Brand Values & Promises – Make Your Audience’s Dreams Come True

Two sculpted hands linking fingers to signify a promise.
What promise does your business make to its customers?


At Screenweave, we like to say that a brand is a promise.

It says, “This is who we are, and this is what you can expect from us.”

And to keep that promise to your customers, your business needs strong brand values. These brand values will guide every interaction and sale, ensuring that everyone in your business is constantly reinforcing that promise.

What are ‘brand values’?

Brand values are what define your business and how it’s going to operate. They’re the non-negotiables, the identifying features, the

Put in a more relational way, brand values are what define your business’ relationship with its customers.

(If you think it’s strange to talk about a ‘relationship’ with customers, your business needs a serious readjustment. Your target audience are the people who have a problem you’re ready to solve. This means that your business is responding to their needs, which is the most basic relational action we can take.)

All relationships – whether with a person or a brand – are motivated by desire. What does your target audience desire? What gets in the way of them recognising or fulfilling these desires? How does your brand support and encourage their good desires?

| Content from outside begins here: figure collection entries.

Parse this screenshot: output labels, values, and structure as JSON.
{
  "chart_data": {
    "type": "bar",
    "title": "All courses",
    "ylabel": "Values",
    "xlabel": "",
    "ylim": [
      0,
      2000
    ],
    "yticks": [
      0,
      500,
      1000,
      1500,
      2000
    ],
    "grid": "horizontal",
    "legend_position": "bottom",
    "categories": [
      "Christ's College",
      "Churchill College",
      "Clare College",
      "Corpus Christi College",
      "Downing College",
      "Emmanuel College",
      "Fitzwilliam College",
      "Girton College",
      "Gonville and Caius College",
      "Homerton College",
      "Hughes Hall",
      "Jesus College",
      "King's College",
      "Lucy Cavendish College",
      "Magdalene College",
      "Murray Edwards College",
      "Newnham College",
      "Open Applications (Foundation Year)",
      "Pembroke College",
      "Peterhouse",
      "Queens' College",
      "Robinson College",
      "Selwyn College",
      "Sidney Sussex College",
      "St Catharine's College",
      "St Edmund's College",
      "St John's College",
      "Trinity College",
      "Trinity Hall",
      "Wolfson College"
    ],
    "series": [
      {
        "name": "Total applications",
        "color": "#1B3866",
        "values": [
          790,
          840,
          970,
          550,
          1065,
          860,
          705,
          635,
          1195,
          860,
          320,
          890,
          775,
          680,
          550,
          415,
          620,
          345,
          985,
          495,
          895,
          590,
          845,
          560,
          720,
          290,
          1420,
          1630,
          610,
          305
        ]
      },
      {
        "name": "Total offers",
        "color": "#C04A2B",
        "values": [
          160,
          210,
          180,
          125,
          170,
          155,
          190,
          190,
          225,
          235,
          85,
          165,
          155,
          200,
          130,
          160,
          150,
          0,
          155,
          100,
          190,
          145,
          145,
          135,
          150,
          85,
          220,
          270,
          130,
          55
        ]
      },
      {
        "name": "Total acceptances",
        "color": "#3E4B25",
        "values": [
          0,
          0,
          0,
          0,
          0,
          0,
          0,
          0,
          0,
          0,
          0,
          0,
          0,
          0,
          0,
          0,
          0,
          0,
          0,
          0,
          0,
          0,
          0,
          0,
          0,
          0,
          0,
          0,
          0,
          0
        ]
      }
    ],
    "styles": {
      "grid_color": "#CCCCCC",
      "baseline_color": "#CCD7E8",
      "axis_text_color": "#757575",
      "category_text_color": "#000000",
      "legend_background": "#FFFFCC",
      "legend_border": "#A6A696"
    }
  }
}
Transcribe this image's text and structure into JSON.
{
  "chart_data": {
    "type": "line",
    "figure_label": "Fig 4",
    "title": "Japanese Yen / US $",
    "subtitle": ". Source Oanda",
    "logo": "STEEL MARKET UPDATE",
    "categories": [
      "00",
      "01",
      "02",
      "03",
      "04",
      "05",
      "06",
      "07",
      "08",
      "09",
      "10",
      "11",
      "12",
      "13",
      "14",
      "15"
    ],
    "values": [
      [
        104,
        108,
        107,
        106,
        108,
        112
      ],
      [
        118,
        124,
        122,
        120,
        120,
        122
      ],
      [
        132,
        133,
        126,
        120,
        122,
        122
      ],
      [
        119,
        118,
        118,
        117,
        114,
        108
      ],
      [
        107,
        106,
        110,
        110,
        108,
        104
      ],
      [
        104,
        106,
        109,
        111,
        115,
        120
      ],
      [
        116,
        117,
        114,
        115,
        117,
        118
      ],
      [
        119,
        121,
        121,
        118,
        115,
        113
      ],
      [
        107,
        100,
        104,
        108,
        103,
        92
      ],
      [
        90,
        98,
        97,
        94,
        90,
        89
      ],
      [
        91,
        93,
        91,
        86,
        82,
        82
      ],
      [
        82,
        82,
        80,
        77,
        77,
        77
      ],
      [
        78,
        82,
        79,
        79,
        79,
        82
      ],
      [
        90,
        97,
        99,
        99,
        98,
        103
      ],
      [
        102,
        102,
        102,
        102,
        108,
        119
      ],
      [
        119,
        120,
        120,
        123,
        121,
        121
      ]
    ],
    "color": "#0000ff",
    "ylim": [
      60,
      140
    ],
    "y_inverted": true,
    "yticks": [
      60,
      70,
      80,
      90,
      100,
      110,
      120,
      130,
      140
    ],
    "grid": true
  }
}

Let’s look at how your brand can respond to your audience’s desires.

Discovery: Your audience’s desires

1. Their Deepest desire

If your target audience had one wish from a genie, what would they ask for? You already have a detailed idea of your target audience (if you don’t, check out our blog on discovering your target audience). That means you know their wants & needs, and the ‘big problem’ they want solved.

2. What’s holding them back?

The next step is to identify what might make your customers hesitate or worry. Your brand should promise to avoid or address anything that makes them unsure. Showing that your business is aware of these things will transform your brand from a ‘seller’ to a ‘problem-solver’.

3. Deal-breakers

There are always non-negotiables for your audience. Recognising these could be what separates your brand from being a choice to a preference. Your brand values should intentionally oppose these deal-breakers.

Promising: How do you define your values?

Now you have a fair idea of your audience’s desires, limitations, and deal-breakers. But how do we go from here to establishing brand values and promises?

1. Do the same for your business

Identify those same things (desires, limitations, deal-breakers) for your business – whether you’re a solopreneur or a 500-strong enterprise. The easiest way to do this is to hear from the people who started and sustain the company. If both your audience and your business have the same hope or worry or desire, you can be confident it points to a core value for your brand.

2. Make a shortlist

Build a shortlist of simple values that could be used. (Here’s a great list of values to give you ideas)

What are the things that are most important to your audience? Which of these can your business realistically prioritise or respond to? How do you want people to think of your business?

3. Build power statements

Transform your shortlist of words into strong statements that make it clear what your brand is about. These statements should be divisive – that is, they should intentionally exclude some people. They change your marketing from a shotgun into a sniper.

Check out the impressive brand values of for an idea of how this can look.

4. Refine down to the essentials

We recommend refining your values down to as few as possible. This gives your brand a strong, consistent, straightforward voice that it can sustain. Which values can you remove before you lose focus or disengage from your audience?

Handling misalignment

“But what if our audience doesn’t want what we’re promising? or we can’t keep the promises we made?”

When faced with a misalignment, there are two options.

You can either:

  1. Adjust your promises and values: If your business’ values can adjust without damaging its brand or your personal values, you should look at what promises will be a better fit.
  2. Identify a different audience: Sometimes, your offerings might resonate better with a different set of people. It’s OK to slow down, re-target, and try something new.

Don’t keep trying to work with people who don’t want what you’re promising. Remember, at the end of the day, your brand’s authenticity (and your own) should remain intact.


Brand values are really just about defining your brand by responding your customer.

Just remember, everything circles back to keeping things authentic. Your ultimate mission? Keep the promises that your customers want, while staying honest to what your brand is. The secret sauce is in mixing strong values with clear promises.

With brand values and promises deeply embedded in your business strategy, you are not just operating a business—you are creating a lasting, meaningful brand that makes a difference in peoples’ lives.